I already separated the file in 2 pandas dataframes and tried np.where
and isin
to align the rows, but that way I only managed to align them using one column, and for this case I need 3.
Is there any pandas way to do this?
CodePudding user response:
Please try this (very similar to other answer, but used merge
):
df1 = pd.DataFrame({'ProductID': [432, 653, 438,432, 567, 438,432],
'Region': ['SA', 'BR', 'EU', 'NA', 'BR', 'NA', 'SA'],
'Country': ['Columbia', 'Brazil', 'Spain', 'USA', 'Brazil', 'Canada', 'Chile'],
'Cost Wk1': [400, 4200, 290, 390, 800, 290, 425]})
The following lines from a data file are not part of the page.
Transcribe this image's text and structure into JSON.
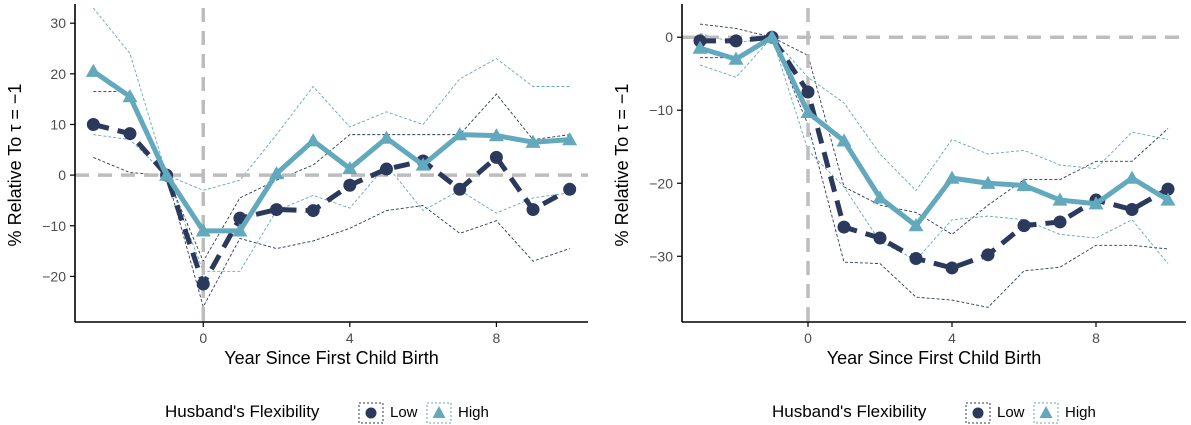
{
  "colors": {
    "low": "#2b3a5c",
    "high": "#62a9bd",
    "ref_line": "#bdbdbd"
  },
  "chart_data": [
    {
      "type": "line",
      "xlabel": "Year Since First Child Birth",
      "ylabel": "% Relative To τ = −1",
      "xlim": [
        -3.5,
        10.5
      ],
      "ylim": [
        -29,
        33
      ],
      "x_ticks": [
        0,
        4,
        8
      ],
      "x_tick_labels": [
        "0",
        "4",
        "8"
      ],
      "y_ticks": [
        -20,
        -10,
        0,
        10,
        20,
        30
      ],
      "y_tick_labels": [
        "−20",
        "−10",
        "0",
        "10",
        "20",
        "30"
      ],
      "ref_lines": {
        "x": 0,
        "y": 0
      },
      "x": [
        -3,
        -2,
        -1,
        0,
        1,
        2,
        3,
        4,
        5,
        6,
        7,
        8,
        9,
        10
      ],
      "series": [
        {
          "name": "Low",
          "marker": "circle",
          "values": [
            10,
            8.2,
            0,
            -21.5,
            -8.5,
            -6.8,
            -7,
            -2,
            1.2,
            2.8,
            -2.8,
            3.5,
            -6.8,
            -2.8
          ],
          "ci_upper": [
            16.5,
            16.5,
            0,
            -17,
            -4.5,
            -1,
            2,
            8,
            8,
            8,
            8,
            16,
            7,
            8
          ],
          "ci_lower": [
            3.5,
            0.5,
            0,
            -26,
            -12.5,
            -14.5,
            -13,
            -10.5,
            -7,
            -6,
            -11.5,
            -9,
            -17,
            -14.5
          ]
        },
        {
          "name": "High",
          "marker": "triangle",
          "values": [
            20.5,
            15.5,
            0,
            -11,
            -11,
            0.3,
            6.8,
            1.3,
            7.3,
            2,
            8,
            7.8,
            6.5,
            7
          ],
          "ci_upper": [
            33,
            24,
            0,
            -3,
            -1,
            8,
            17.5,
            9.5,
            12.5,
            10,
            19,
            23,
            17.5,
            17.5
          ],
          "ci_lower": [
            8,
            7,
            0,
            -19,
            -19,
            -7,
            -4,
            -6.5,
            2,
            -7,
            -3,
            -7.5,
            -4.5,
            -3.5
          ]
        }
      ]
    },
    {
      "type": "line",
      "xlabel": "Year Since First Child Birth",
      "ylabel": "% Relative To τ = −1",
      "xlim": [
        -3.5,
        10.5
      ],
      "ylim": [
        -39,
        4
      ],
      "x_ticks": [
        0,
        4,
        8
      ],
      "x_tick_labels": [
        "0",
        "4",
        "8"
      ],
      "y_ticks": [
        -30,
        -20,
        -10,
        0
      ],
      "y_tick_labels": [
        "−30",
        "−20",
        "−10",
        "0"
      ],
      "ref_lines": {
        "x": 0,
        "y": 0
      },
      "x": [
        -3,
        -2,
        -1,
        0,
        1,
        2,
        3,
        4,
        5,
        6,
        7,
        8,
        9,
        10
      ],
      "series": [
        {
          "name": "Low",
          "marker": "circle",
          "values": [
            -0.5,
            -0.5,
            0,
            -7.5,
            -26,
            -27.5,
            -30.3,
            -31.6,
            -29.8,
            -25.8,
            -25.3,
            -22.3,
            -23.6,
            -20.8
          ],
          "ci_upper": [
            1.8,
            1.2,
            0,
            -2.5,
            -20.5,
            -23,
            -24,
            -27,
            -23,
            -19.5,
            -19.5,
            -17,
            -17,
            -12.5
          ],
          "ci_lower": [
            -2.8,
            -2.8,
            0,
            -12,
            -30.8,
            -31,
            -35.6,
            -36,
            -37,
            -32,
            -31.5,
            -28.5,
            -28.5,
            -29
          ]
        },
        {
          "name": "High",
          "marker": "triangle",
          "values": [
            -1.5,
            -3,
            0,
            -10.3,
            -14.2,
            -22,
            -25.8,
            -19.3,
            -20,
            -20.3,
            -22.3,
            -22.8,
            -19.3,
            -22.3
          ],
          "ci_upper": [
            0.5,
            -0.8,
            0,
            -5.5,
            -9,
            -16,
            -21,
            -14,
            -16,
            -15.5,
            -17.5,
            -18,
            -13,
            -14
          ],
          "ci_lower": [
            -3.8,
            -5.5,
            0,
            -15.5,
            -20.5,
            -28,
            -30.5,
            -25,
            -24.5,
            -25,
            -27,
            -27.5,
            -25,
            -31
          ]
        }
      ]
    }
  ],
  "legend": {
    "title": "Husband's Flexibility",
    "items": [
      "Low",
      "High"
    ]
  }
}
df2 = pd.DataFrame({'ProductID': [438, 432, 432, 432, 653, 567, 438],
'Region': ['NA', 'NA', 'SA', 'SA', 'BR', 'BR', 'EU'],
'Country': ['Canada','USA','Columbia','Chile','Brazil', 'Brazil', 'Spain'],
'Cost Wk2': [300, 500, 410, 430, 4100, 820, 200]})
df3 = pd.merge(df1, df2, how = 'left', on = ['ProductID', 'Region', 'Country'])
print(df3)
ProductID Region Country Cost Wk1 Cost Wk2
0 432 SA Columbia 400 410
1 653 BR Brazil 4200 4100
2 438 EU Spain 290 200
3 432 NA USA 390 500
4 567 BR Brazil 800 820
5 438 NA Canada 290 300
6 432 SA Chile 425 430
CodePudding user response:
I believe this will do what your question asks:
df1 = df1.join(df2.set_index(['Product ID', 'Region', 'Country']), on=['Product ID', 'Region', 'Country'])
Input:
df1:
Product ID Region Country Cost Wk1
0 432 SA Colombia 400
1 653 BR Brazil 4200
2 438 EU Spain 290
3 432 NA USA 390
4 567 BR Brazil 800
5 438 NA Canada 290
6 432 SA Chile 425
df2:
Product ID Region Country Cost Wk2
0 438 NA Canada 300
1 432 NA USA 500
2 432 SA Colombia 410
3 432 SA Chile 430
4 653 BR Brazil 4100
5 567 BR Brazil 820
6 438 EU Spain 200
result:
Product ID Region Country Cost Wk1 Cost Wk2
0 432 SA Colombia 400 410
1 653 BR Brazil 4200 4100
2 438 EU Spain 290 200
3 432 NA USA 390 500
4 567 BR Brazil 800 820
5 438 NA Canada 290 300
6 432 SA Chile 425 430
Note that my result differs from the one in your question (4200 and 800 are swapped for Brazil), but I think it's correct.